Belly stood up. “I’ve managed to go a whole week without seeing my son-in-law.” He extended a hand and Phil shook it, but
loosely. Belly’s palm was suddenly coated in sweat; he felt as if Phil were the father and he was a naughty little boy.

“Spell’s broken, I guess,” said Phil, and he served himself a cup of coffee but did not say more to Belly.

He watched his daughter’s husband sit down and sip his coffee and read the paper, watched him keep still while his wife moved
around him, watched his sons reach across him, spill orange juice on his paper, trying to get his attention, and the whole
scene made some foreign feeling simmer up inside him, something he vaguely recognized as regret.

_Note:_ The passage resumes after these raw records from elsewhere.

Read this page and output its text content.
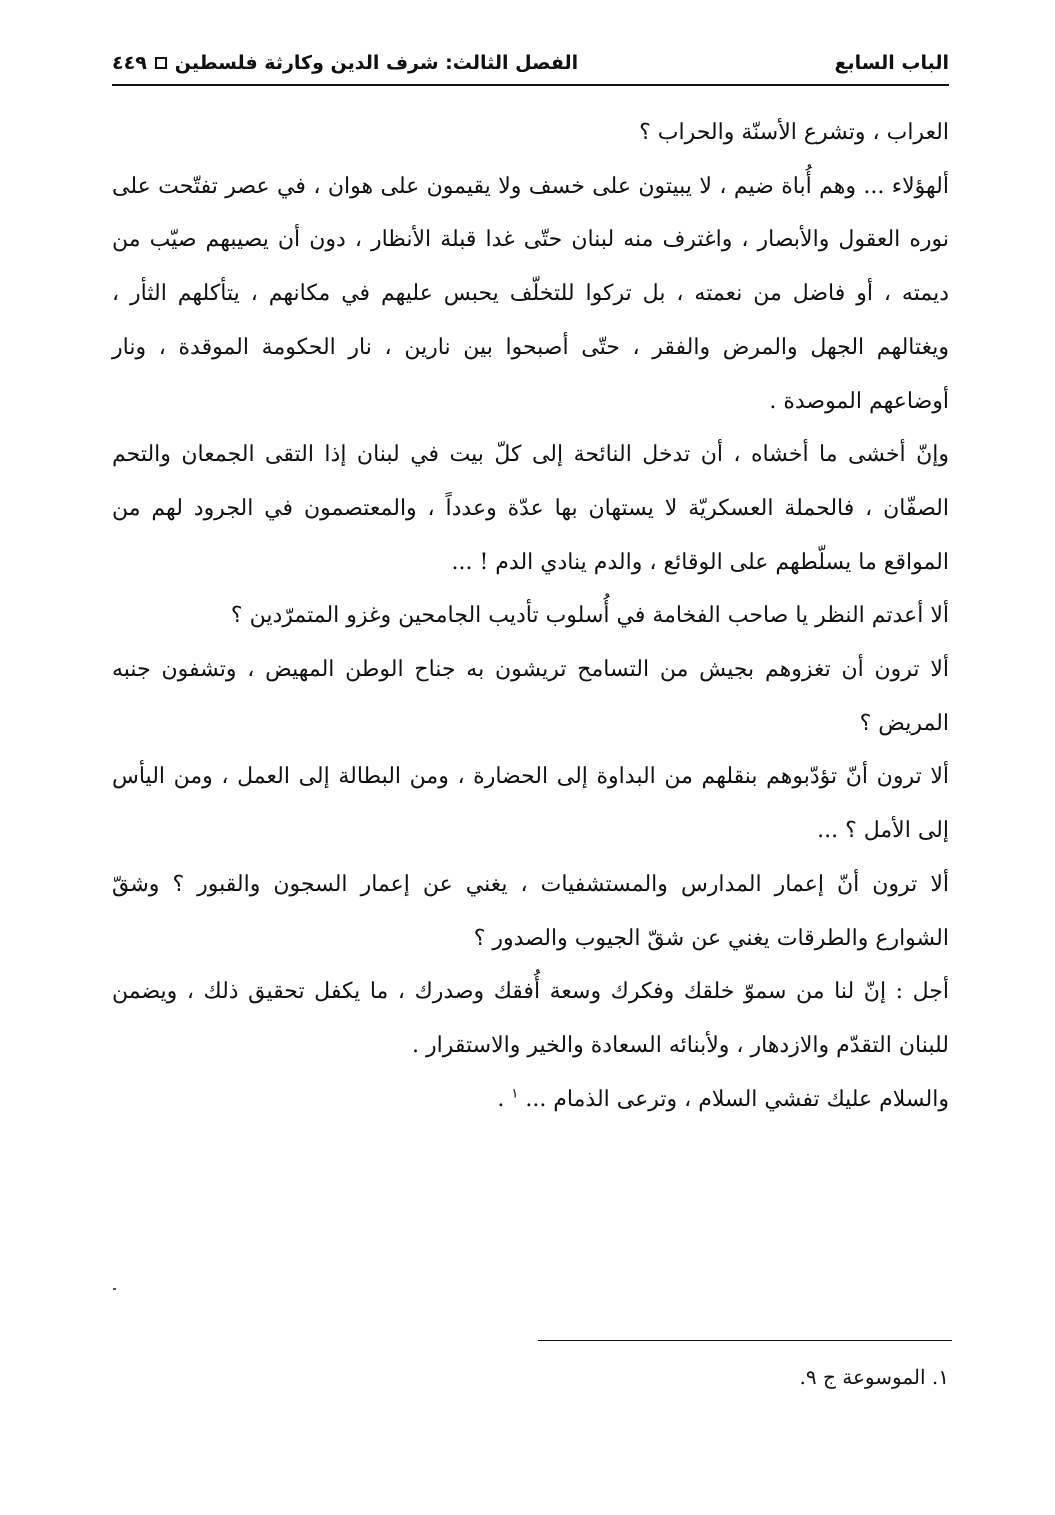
الباب السابع
الفصل الثالث: شرف الدين وكارثة فلسطين
٤٤٩

العراب ، وتشرع الأسنّة والحراب ؟

ألهؤلاء ... وهم أُباة ضيم ، لا يبيتون على خسف ولا يقيمون على هوان ، في عصر تفتّحت على نوره العقول والأبصار ، واغترف منه لبنان حتّى غدا قبلة الأنظار ، دون أن يصيبهم صيّب من ديمته ، أو فاضل من نعمته ، بل تركوا للتخلّف يحبس عليهم في مكانهم ، يتأكلهم الثأر ، ويغتالهم الجهل والمرض والفقر ، حتّى أصبحوا بين نارين ، نار الحكومة الموقدة ، ونار أوضاعهم الموصدة .

وإنّ أخشى ما أخشاه ، أن تدخل النائحة إلى كلّ بيت في لبنان إذا التقى الجمعان والتحم الصفّان ، فالحملة العسكريّة لا يستهان بها عدّة وعدداً ، والمعتصمون في الجرود لهم من المواقع ما يسلّطهم على الوقائع ، والدم ينادي الدم ! ...

ألا أعدتم النظر يا صاحب الفخامة في أُسلوب تأديب الجامحين وغزو المتمرّدين ؟

ألا ترون أن تغزوهم بجيش من التسامح تريشون به جناح الوطن المهيض ، وتشفون جنبه المريض ؟

ألا ترون أنّ تؤدّبوهم بنقلهم من البداوة إلى الحضارة ، ومن البطالة إلى العمل ، ومن اليأس إلى الأمل ؟ ...

ألا ترون أنّ إعمار المدارس والمستشفيات ، يغني عن إعمار السجون والقبور ؟ وشقّ الشوارع والطرقات يغني عن شقّ الجيوب والصدور ؟

أجل : إنّ لنا من سموّ خلقك وفكرك وسعة أُفقك وصدرك ، ما يكفل تحقيق ذلك ، ويضمن للبنان التقدّم والازدهار ، ولأبنائه السعادة والخير والاستقرار .

والسلام عليك تفشي السلام ، وترعى الذمام ... $^١$ .

١. الموسوعة ج ٩.
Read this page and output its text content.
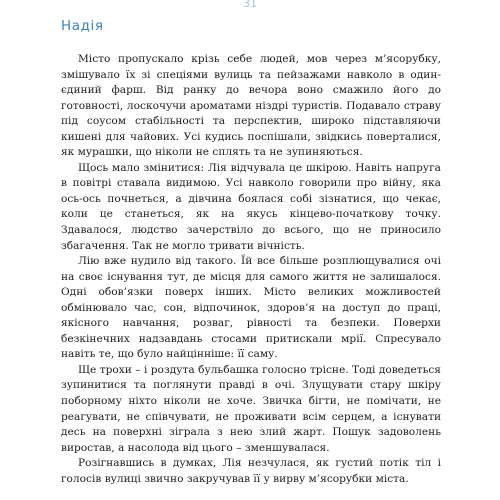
31
Надія

Місто пропускало крізь себе людей, мов через м’ясорубку, змішувало їх зі спеціями вулиць та пейзажами навколо в один-єдиний фарш. Від ранку до вечора воно смажило його до готовності, лоскочучи ароматами ніздрі туристів. Подавало страву під соусом стабільності та перспектив, широко підставляючи кишені для чайових. Усі кудись поспішали, звідкись поверталися, як мурашки, що ніколи не сплять та не зупиняються.

Щось мало змінитися: Лія відчувала це шкірою. Навіть напруга в повітрі ставала видимою. Усі навколо говорили про війну, яка ось-ось почнеться, а дівчина боялася собі зізнатися, що чекає, коли це станеться, як на якусь кінцево-початкову точку. Здавалося, людство зачерствіло до всього, що не приносило збагачення. Так не могло тривати вічність.

Лію вже нудило від такого. Їй все більше розплющувалися очі на своє існування тут, де місця для самого життя не залишалося. Одні обов’язки поверх інших. Місто великих можливостей обмінювало час, сон, відпочинок, здоров’я на доступ до праці, якісного навчання, розваг, рівності та безпеки. Поверхи безкінечних надзавдань стосами притискали мрії. Спресувало навіть те, що було найцінніше: її саму.

Ще трохи – і роздута бульбашка голосно трісне. Тоді доведеться зупинитися та поглянути правді в очі. Злущувати стару шкіру поборному ніхто ніколи не хоче. Звичка бігти, не помічати, не реагувати, не співчувати, не проживати всім серцем, а існувати десь на поверхні зіграла з нею злий жарт. Пошук задоволень виростав, а насолода від цього – зменшувалася.

Розігнавшись в думках, Лія незчулася, як густий потік тіл і голосів вулиці звично закручував її у вирву м’ясорубки міста.
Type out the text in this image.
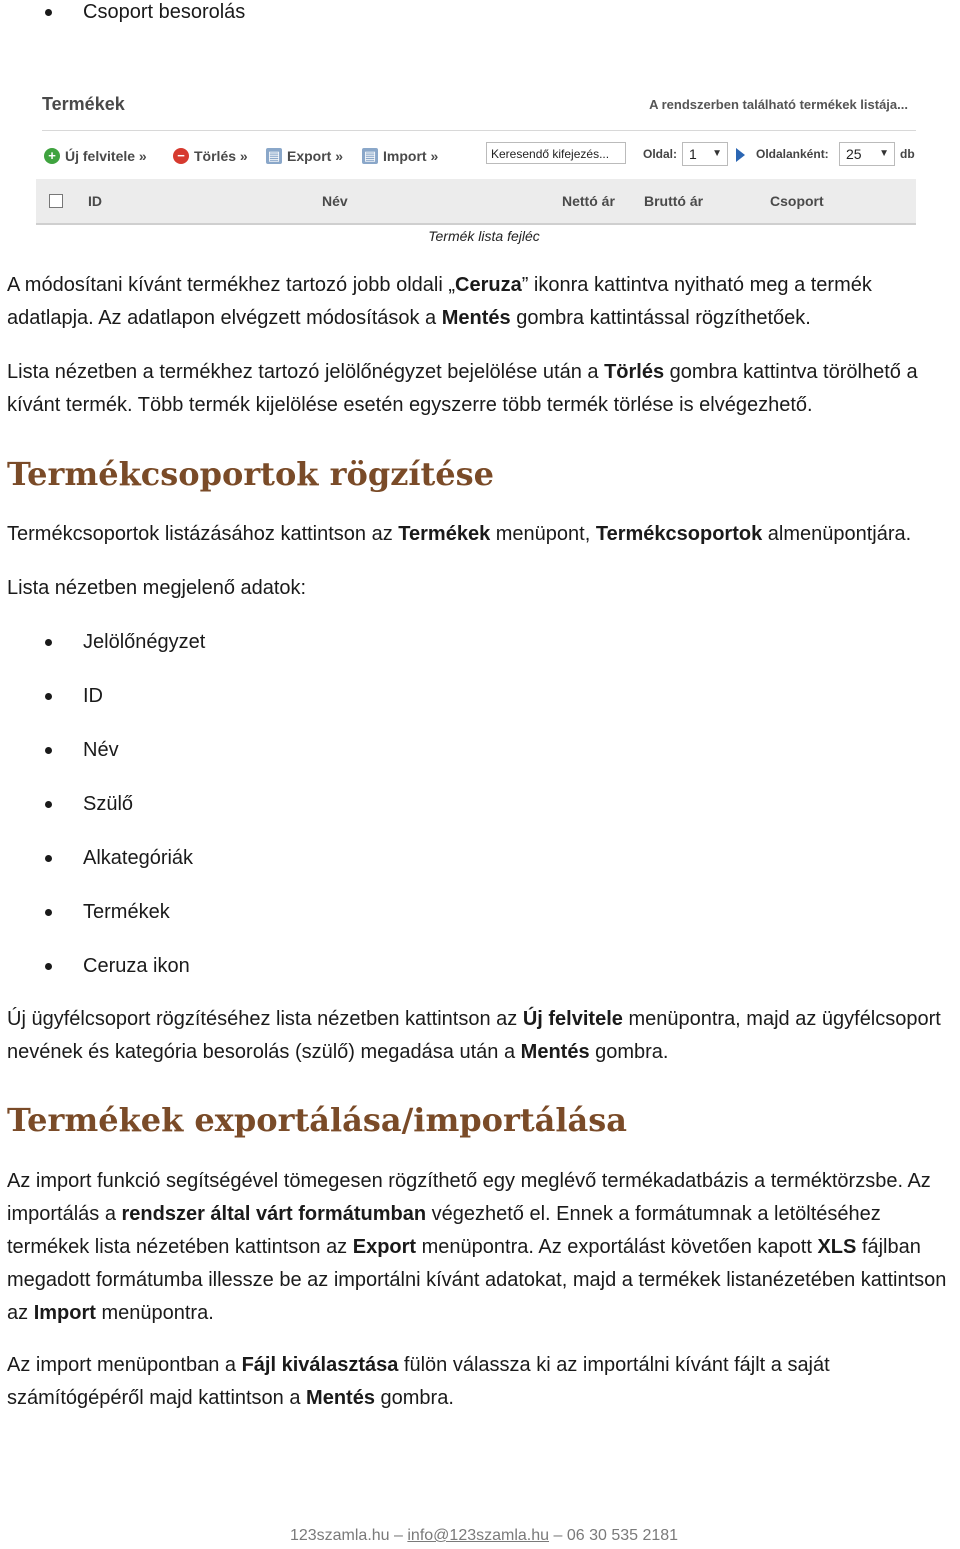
Csoport besorolás
Termékek	A rendszerben található termékek listája...
+ Új felvitele »	− Törlés » ▤ Export » ▤ Import »	Keresendő kifejezés...	Oldal: 1 ▼	Oldalanként:	25 ▼ db
ID	Név	Nettó ár Bruttó ár	Csoport
Termék lista fejléc

A módosítani kívánt termékhez tartozó jobb oldali „Ceruza” ikonra kattintva nyitható meg a termék adatlapja. Az adatlapon elvégzett módosítások a Mentés gombra kattintással rögzíthetőek.

Lista nézetben a termékhez tartozó jelölőnégyzet bejelölése után a Törlés gombra kattintva törölhető a kívánt termék. Több termék kijelölése esetén egyszerre több termék törlése is elvégezhető.

Termékcsoportok rögzítése

Termékcsoportok listázásához kattintson az Termékek menüpont, Termékcsoportok almenüpontjára.

Lista nézetben megjelenő adatok:

Jelölőnégyzet
ID
Név
Szülő
Alkategóriák
Termékek
Ceruza ikon

Új ügyfélcsoport rögzítéséhez lista nézetben kattintson az Új felvitele menüpontra, majd az ügyfélcsoport nevének és kategória besorolás (szülő) megadása után a Mentés gombra.

Termékek exportálása/importálása

Az import funkció segítségével tömegesen rögzíthető egy meglévő termékadatbázis a terméktörzsbe. Az importálás a rendszer által várt formátumban végezhető el. Ennek a formátumnak a letöltéséhez termékek lista nézetében kattintson az Export menüpontra. Az exportálást követően kapott XLS fájlban megadott formátumba illessze be az importálni kívánt adatokat, majd a termékek listanézetében kattintson az Import menüpontra.

Az import menüpontban a Fájl kiválasztása fülön válassza ki az importálni kívánt fájlt a saját számítógépéről majd kattintson a Mentés gombra.

123szamla.hu – info@123szamla.hu – 06 30 535 2181
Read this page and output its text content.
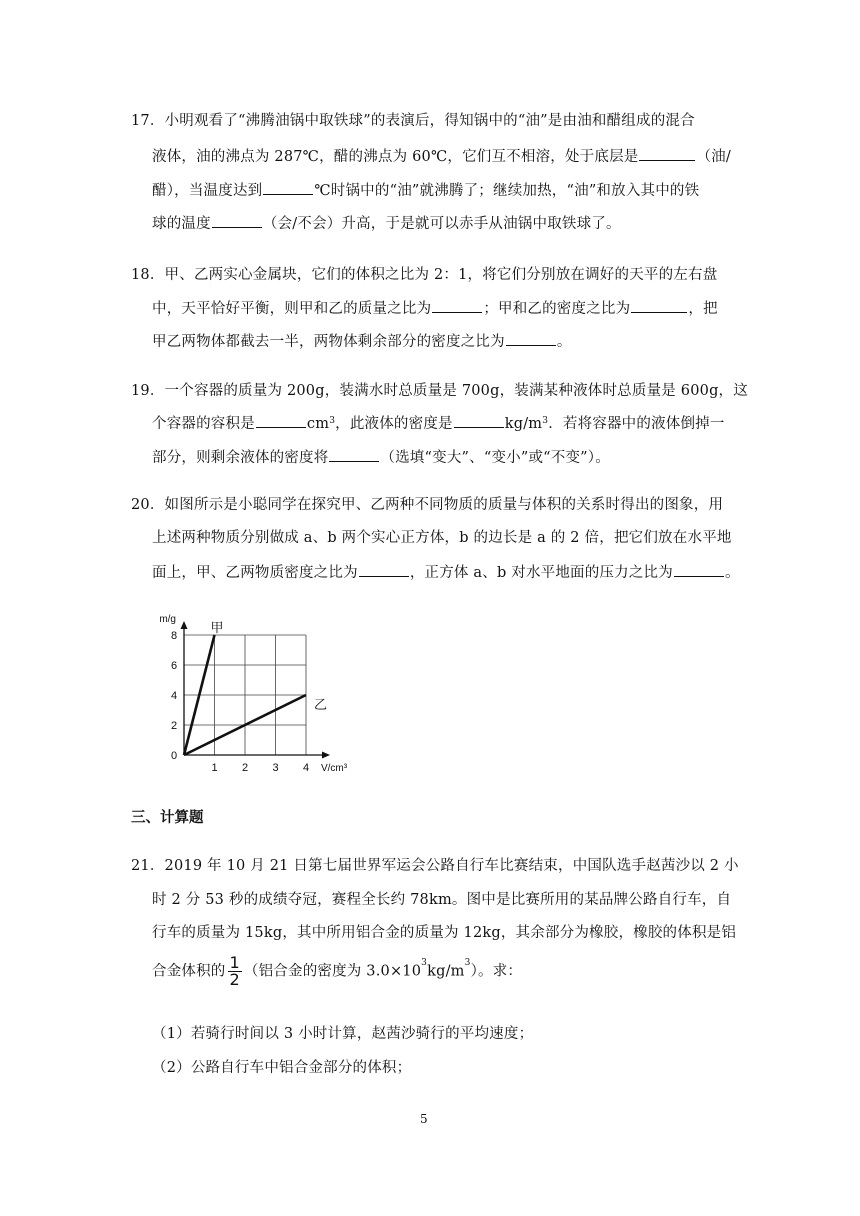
17．小明观看了“沸腾油锅中取铁球”的表演后，得知锅中的“油”是由油和醋组成的混合
液体，油的沸点为 287℃，醋的沸点为 60℃，它们互不相溶，处于底层是	（油/
醋），当温度达到	℃时锅中的“油”就沸腾了；继续加热，“油”和放入其中的铁
球的温度	（会/不会）升高，于是就可以赤手从油锅中取铁球了。
18．甲、乙两实心金属块，它们的体积之比为 2：1，将它们分别放在调好的天平的左右盘
中，天平恰好平衡，则甲和乙的质量之比为	；甲和乙的密度之比为	，把
甲乙两物体都截去一半，两物体剩余部分的密度之比为	。
19．一个容器的质量为 200g，装满水时总质量是 700g，装满某种液体时总质量是 600g，这
个容器的容积是	$cm^3$，此液体的密度是	$kg/m^3$．若将容器中的液体倒掉一
部分，则剩余液体的密度将	（选填“变大”、“变小”或“不变”）。
20．如图所示是小聪同学在探究甲、乙两种不同物质的质量与体积的关系时得出的图象，用
上述两种物质分别做成 a、b 两个实心正方体，b 的边长是 a 的 2 倍，把它们放在水平地
面上，甲、乙两物质密度之比为	，正方体 a、b 对水平地面的压力之比为	。
1 2 3 4
2
4
6
8
0
m/g
V/cm³
甲
乙
三、计算题
21．2019 年 10 月 21 日第七届世界军运会公路自行车比赛结束，中国队选手赵茜沙以 2 小
时 2 分 53 秒的成绩夺冠，赛程全长约 78km。图中是比赛所用的某品牌公路自行车，自
行车的质量为 15kg，其中所用铝合金的质量为 12kg，其余部分为橡胶，橡胶的体积是铝
合金体积的 $\frac{1}{2}$ （铝合金的密度为 $3.0\times 10^3kg/m^3$）。求：
（1）若骑行时间以 3 小时计算，赵茜沙骑行的平均速度；
（2）公路自行车中铝合金部分的体积；
5
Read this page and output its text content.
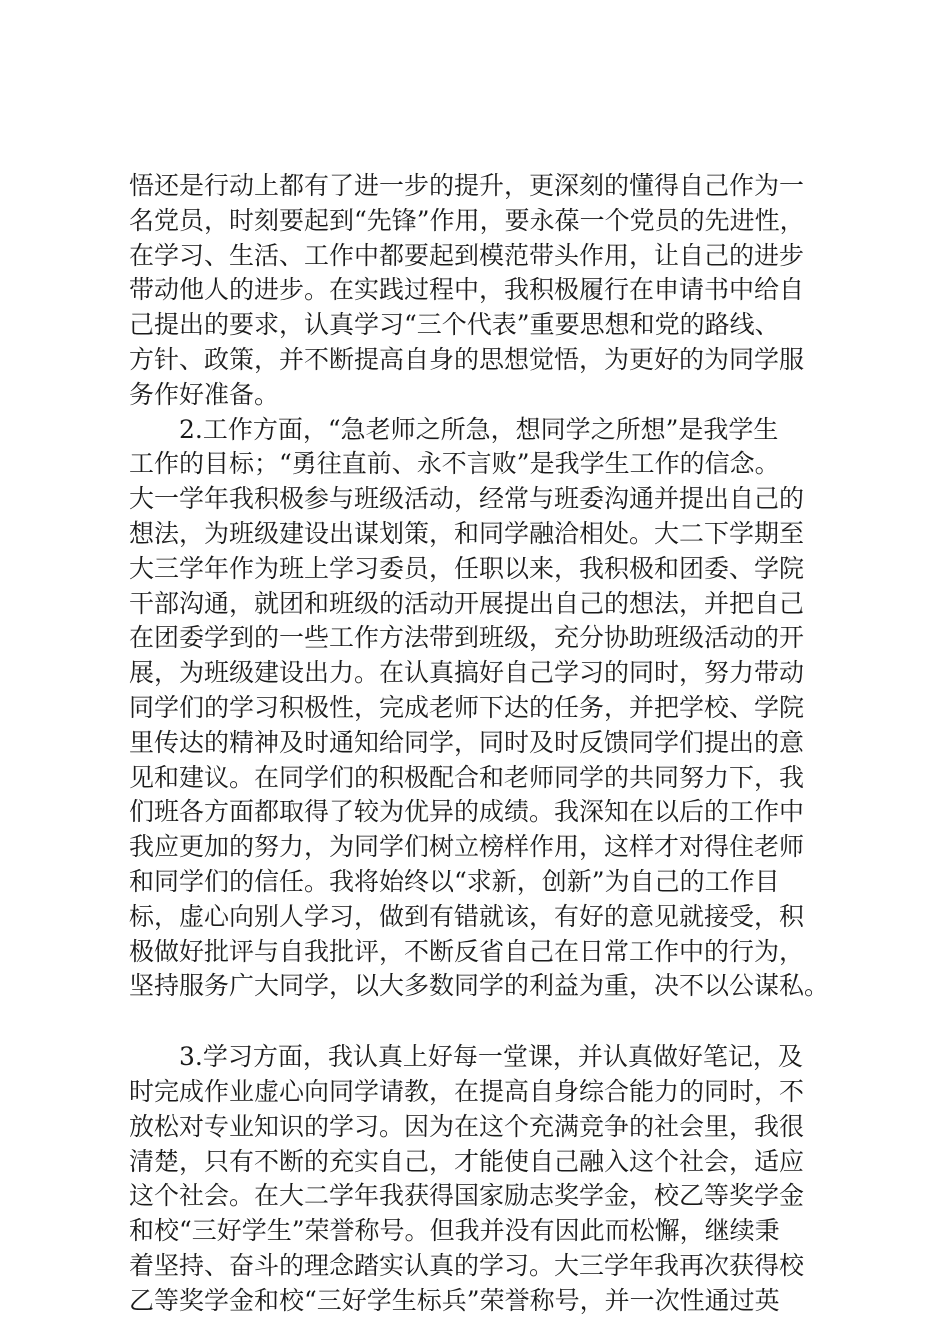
悟还是行动上都有了进一步的提升，更深刻的懂得自己作为一
名党员，时刻要起到“先锋”作用，要永葆一个党员的先进性，
在学习、生活、工作中都要起到模范带头作用，让自己的进步
带动他人的进步。在实践过程中，我积极履行在申请书中给自
己提出的要求，认真学习“三个代表”重要思想和党的路线、
方针、政策，并不断提高自身的思想觉悟，为更好的为同学服
务作好准备。
2.工作方面，“急老师之所急，想同学之所想”是我学生
工作的目标；“勇往直前、永不言败”是我学生工作的信念。
大一学年我积极参与班级活动，经常与班委沟通并提出自己的
想法，为班级建设出谋划策，和同学融洽相处。大二下学期至
大三学年作为班上学习委员，任职以来，我积极和团委、学院
干部沟通，就团和班级的活动开展提出自己的想法，并把自己
在团委学到的一些工作方法带到班级，充分协助班级活动的开
展，为班级建设出力。在认真搞好自己学习的同时，努力带动
同学们的学习积极性，完成老师下达的任务，并把学校、学院
里传达的精神及时通知给同学，同时及时反馈同学们提出的意
见和建议。在同学们的积极配合和老师同学的共同努力下，我
们班各方面都取得了较为优异的成绩。我深知在以后的工作中
我应更加的努力，为同学们树立榜样作用，这样才对得住老师
和同学们的信任。我将始终以“求新，创新”为自己的工作目
标，虚心向别人学习，做到有错就该，有好的意见就接受，积
极做好批评与自我批评，不断反省自己在日常工作中的行为，
坚持服务广大同学，以大多数同学的利益为重，决不以公谋私。
3.学习方面，我认真上好每一堂课，并认真做好笔记，及
时完成作业虚心向同学请教，在提高自身综合能力的同时，不
放松对专业知识的学习。因为在这个充满竞争的社会里，我很
清楚，只有不断的充实自己，才能使自己融入这个社会，适应
这个社会。在大二学年我获得国家励志奖学金，校乙等奖学金
和校“三好学生”荣誉称号。但我并没有因此而松懈，继续秉
着坚持、奋斗的理念踏实认真的学习。大三学年我再次获得校
乙等奖学金和校“三好学生标兵”荣誉称号，并一次性通过英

They wanted to all go to church together but Phil’s pickup was a two-seater, so they tried to pile all three kids and three
adults into Margie’s borrowed Dodge Dart. Belly waited for them to smoosh in and then he said, “I’ll walk.”

“Oh, no you don’t,” said Nora. “I don’t trust you to make it there on your own.”

“It’s six blocks away.”

“There are, like, forty bars between here and the church. Get in.”

“Just one minute,” Belly said, and he walked up all those stairs to the attic. He changed into the dress pants and then he
reached under the bed and pulled out the plastic Wal-Mart bag with the flask from Eliza, and downstairs he filled the flask
with Jameson’s and outside he squeezed into the car with the flask resting safely against his heart.

E
ons had passed since Belly had been in this church, more moons than he could count. These last four years remained in sharp
focus, his podmates and their fights over what to watch on television, the rare gift of a cigarette or square of chocolate
when the guards were feeling generous. But the fifteen years before that were now as blank and beige as the universe.

The interior of St. Peter’s was stern and bland, and a young priest had begun taking over for Father Keneally. But everything
about the inside of this church was the same, even the parishioners. Mrs. Radcliffe and her girls, Phil’s brothers and their
wives, everyone coming up to him and asking, “How
are
you?” with faux Christian concern. He recognized a sea of regulars from War Bar and their families.

The question he’d been dreading all week now floated in the air around him: “What are you going to do now? What now? What
lies ahead for you, buddy?” He followed Nora to a pew in the front and knelt, he tried to kneel but it was too hard on his
knees and he sat back on the bench and looked up to the school of people on the stage, each of them wearing index cards with
the names of their patron saints written in bold black ink.